Indemnity- Security or protection against a loss.
Litigation- Process of taking legal action.
Arbitrage- Near simultaneous purchase and sale of an asset in different markets.
What’s Happening?
AI investment is expected to reach about £2.2trillion from 2025-2029. A huge part of this is expected to go towards the production of data centres due to the huge computing power and access to data that AI requires. This has resulted in rapid AI development and integration across multiple sectors in different countries. This has fuelled debates on how AI should be regulated, with some countries adopting a more rigid structure, and some adopting a more lenient structure to allow for greater growth.
The UK is leaning towards the latter, with the government aiming to become a leading economy for AI. Therefore, they are easing regulations, easing planning rules for faster construction, and reforming the grid connection process from ‘first come first serve’ to one that prioritises important projects. Unlike the EU who have published the ‘EU AI act’ introducing strict rules depending on the risk level of the AI, the Uk is relying on existing laws and regulatory guidance. The UK has however, published the AI white-paper (non-statute), which provides a non-binding framework AI should aim to meet, ranging from safety and security to contestability and governance.
The Legal Issues
Data protection
AI systems require large datasets to train models. Under the GDPR, organisations must ensure data is collected lawfully and used for a specific purpose. With AI collecting vast amounts of data, individuals may not understand their data is being collected. GDPR also gives users the right to erasure, but this becomes difficult if the AI has already been trained with that data. Thirdly, GDPR requires organisation to only collect necessary data, which is not how AI training works. Finally, data collected from the EU could be stored in America, however, GDPR restricts transfer of data outside of the EU without adequate protection.
Bias
If datasets have bias in them, then the system may replicate these biases, which would create legal issues under discrimination law.
Liability
If AI systems make incorrect decisions or breach a contract, it must be decided who would be held accountable.

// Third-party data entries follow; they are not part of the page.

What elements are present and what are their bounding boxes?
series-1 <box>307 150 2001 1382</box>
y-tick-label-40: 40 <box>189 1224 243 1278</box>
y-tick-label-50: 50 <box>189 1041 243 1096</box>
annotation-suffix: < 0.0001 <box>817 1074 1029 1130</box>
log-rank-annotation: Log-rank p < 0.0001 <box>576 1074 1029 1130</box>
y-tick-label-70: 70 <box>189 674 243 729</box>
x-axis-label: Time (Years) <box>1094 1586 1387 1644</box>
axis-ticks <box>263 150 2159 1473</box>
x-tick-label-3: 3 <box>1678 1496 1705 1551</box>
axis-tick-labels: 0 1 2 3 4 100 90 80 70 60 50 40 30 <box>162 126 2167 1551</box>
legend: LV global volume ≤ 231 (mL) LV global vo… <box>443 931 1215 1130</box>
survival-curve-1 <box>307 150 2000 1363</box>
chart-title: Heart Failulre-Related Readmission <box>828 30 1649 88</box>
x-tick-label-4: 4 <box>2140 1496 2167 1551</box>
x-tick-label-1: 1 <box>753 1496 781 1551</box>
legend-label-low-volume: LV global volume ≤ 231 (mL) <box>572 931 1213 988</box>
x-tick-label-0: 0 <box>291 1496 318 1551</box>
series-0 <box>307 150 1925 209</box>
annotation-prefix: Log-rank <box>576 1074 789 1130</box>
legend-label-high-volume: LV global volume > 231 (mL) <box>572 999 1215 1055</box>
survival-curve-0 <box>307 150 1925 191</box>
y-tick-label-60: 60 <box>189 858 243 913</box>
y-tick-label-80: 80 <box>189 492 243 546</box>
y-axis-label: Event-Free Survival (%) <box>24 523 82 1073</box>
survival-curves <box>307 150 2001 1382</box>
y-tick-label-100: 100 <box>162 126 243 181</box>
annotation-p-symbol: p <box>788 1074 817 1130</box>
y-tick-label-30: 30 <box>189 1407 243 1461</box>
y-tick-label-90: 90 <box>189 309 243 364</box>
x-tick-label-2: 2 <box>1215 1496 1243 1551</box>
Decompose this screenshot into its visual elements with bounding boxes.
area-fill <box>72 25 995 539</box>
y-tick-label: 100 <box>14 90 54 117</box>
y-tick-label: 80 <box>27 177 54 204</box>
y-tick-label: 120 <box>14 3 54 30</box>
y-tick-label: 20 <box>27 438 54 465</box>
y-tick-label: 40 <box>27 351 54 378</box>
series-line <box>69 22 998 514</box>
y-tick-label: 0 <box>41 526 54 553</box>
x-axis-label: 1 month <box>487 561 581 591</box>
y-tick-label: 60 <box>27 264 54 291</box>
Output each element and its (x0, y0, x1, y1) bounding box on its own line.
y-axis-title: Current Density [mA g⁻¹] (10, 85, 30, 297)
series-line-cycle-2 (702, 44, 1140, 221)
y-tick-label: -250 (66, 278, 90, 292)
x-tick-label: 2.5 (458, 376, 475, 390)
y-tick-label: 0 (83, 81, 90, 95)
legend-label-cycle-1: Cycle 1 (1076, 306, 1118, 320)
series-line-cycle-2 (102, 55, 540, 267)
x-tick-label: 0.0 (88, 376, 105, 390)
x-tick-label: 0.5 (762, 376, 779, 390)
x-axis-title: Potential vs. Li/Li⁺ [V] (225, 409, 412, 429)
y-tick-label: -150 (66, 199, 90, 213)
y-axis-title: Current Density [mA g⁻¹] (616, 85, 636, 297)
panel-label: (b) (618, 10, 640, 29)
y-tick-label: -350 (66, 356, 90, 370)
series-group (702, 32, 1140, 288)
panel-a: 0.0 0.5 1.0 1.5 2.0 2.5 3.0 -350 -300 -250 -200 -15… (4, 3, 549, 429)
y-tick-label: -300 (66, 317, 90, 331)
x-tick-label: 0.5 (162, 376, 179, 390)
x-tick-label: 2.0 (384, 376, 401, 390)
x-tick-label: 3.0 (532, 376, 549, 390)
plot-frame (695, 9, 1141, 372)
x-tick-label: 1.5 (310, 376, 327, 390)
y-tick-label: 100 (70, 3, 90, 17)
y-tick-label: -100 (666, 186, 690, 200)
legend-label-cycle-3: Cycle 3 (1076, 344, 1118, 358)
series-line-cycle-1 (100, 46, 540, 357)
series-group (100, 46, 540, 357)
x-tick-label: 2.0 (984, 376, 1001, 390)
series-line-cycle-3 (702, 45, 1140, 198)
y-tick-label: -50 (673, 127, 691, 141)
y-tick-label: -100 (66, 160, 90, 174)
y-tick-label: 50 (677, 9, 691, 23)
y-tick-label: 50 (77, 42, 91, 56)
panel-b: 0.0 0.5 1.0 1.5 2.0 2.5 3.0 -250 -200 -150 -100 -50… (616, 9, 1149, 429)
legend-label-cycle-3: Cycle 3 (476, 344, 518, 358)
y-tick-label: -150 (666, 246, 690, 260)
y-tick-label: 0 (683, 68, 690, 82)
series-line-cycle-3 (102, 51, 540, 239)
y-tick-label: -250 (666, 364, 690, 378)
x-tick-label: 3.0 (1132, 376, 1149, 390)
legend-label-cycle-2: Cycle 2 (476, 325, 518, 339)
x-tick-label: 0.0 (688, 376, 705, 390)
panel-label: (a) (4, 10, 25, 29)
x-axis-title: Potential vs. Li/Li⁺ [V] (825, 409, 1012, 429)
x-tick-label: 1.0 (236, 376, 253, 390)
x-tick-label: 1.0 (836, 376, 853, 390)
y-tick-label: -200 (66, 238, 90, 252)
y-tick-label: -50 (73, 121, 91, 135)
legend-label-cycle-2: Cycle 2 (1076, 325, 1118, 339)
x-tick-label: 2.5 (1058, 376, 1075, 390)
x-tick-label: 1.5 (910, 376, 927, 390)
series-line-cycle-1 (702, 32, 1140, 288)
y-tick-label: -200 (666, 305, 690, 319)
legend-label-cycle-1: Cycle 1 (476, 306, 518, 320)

Why This Matters For Lawyers
AI Regulatory Compliance
Lawyers need to advice companies on how they can structure themselves and their products, so it aligns with regulations across different jurisdictions. Other roles include, advising on risk classifications and transparency obligations as necessary through the EU AI Act. They will also have the role of predicting possible changes and explaining how it could affect their client.
Data Protection and Privacy
Lawyers can help firms ensure they are collecting and sharing data lawfully. This is done by helping companies design compliant data collection processes, and draft privacy policies.
Risk Allocation
There are a lot of parties involved with the production and implementation of AI and data centres such as: developers, software providers, electricity providers, cloud infrastructure companies, etc. Lawyers need to draft contracts that allocate responsibility if something goes wrong (indemnity clauses).
Infrastructure and Real Estate
The construction of data centres to support AI require planning permissions, access to a large amount of electricity along with a guarantee of consistent supply, and finance agreements.
Dispute Resolution
Lawyers will have to represent companies in litigation or arbitration due to possible claims such as negligence, breach of contract, or breach of regulation.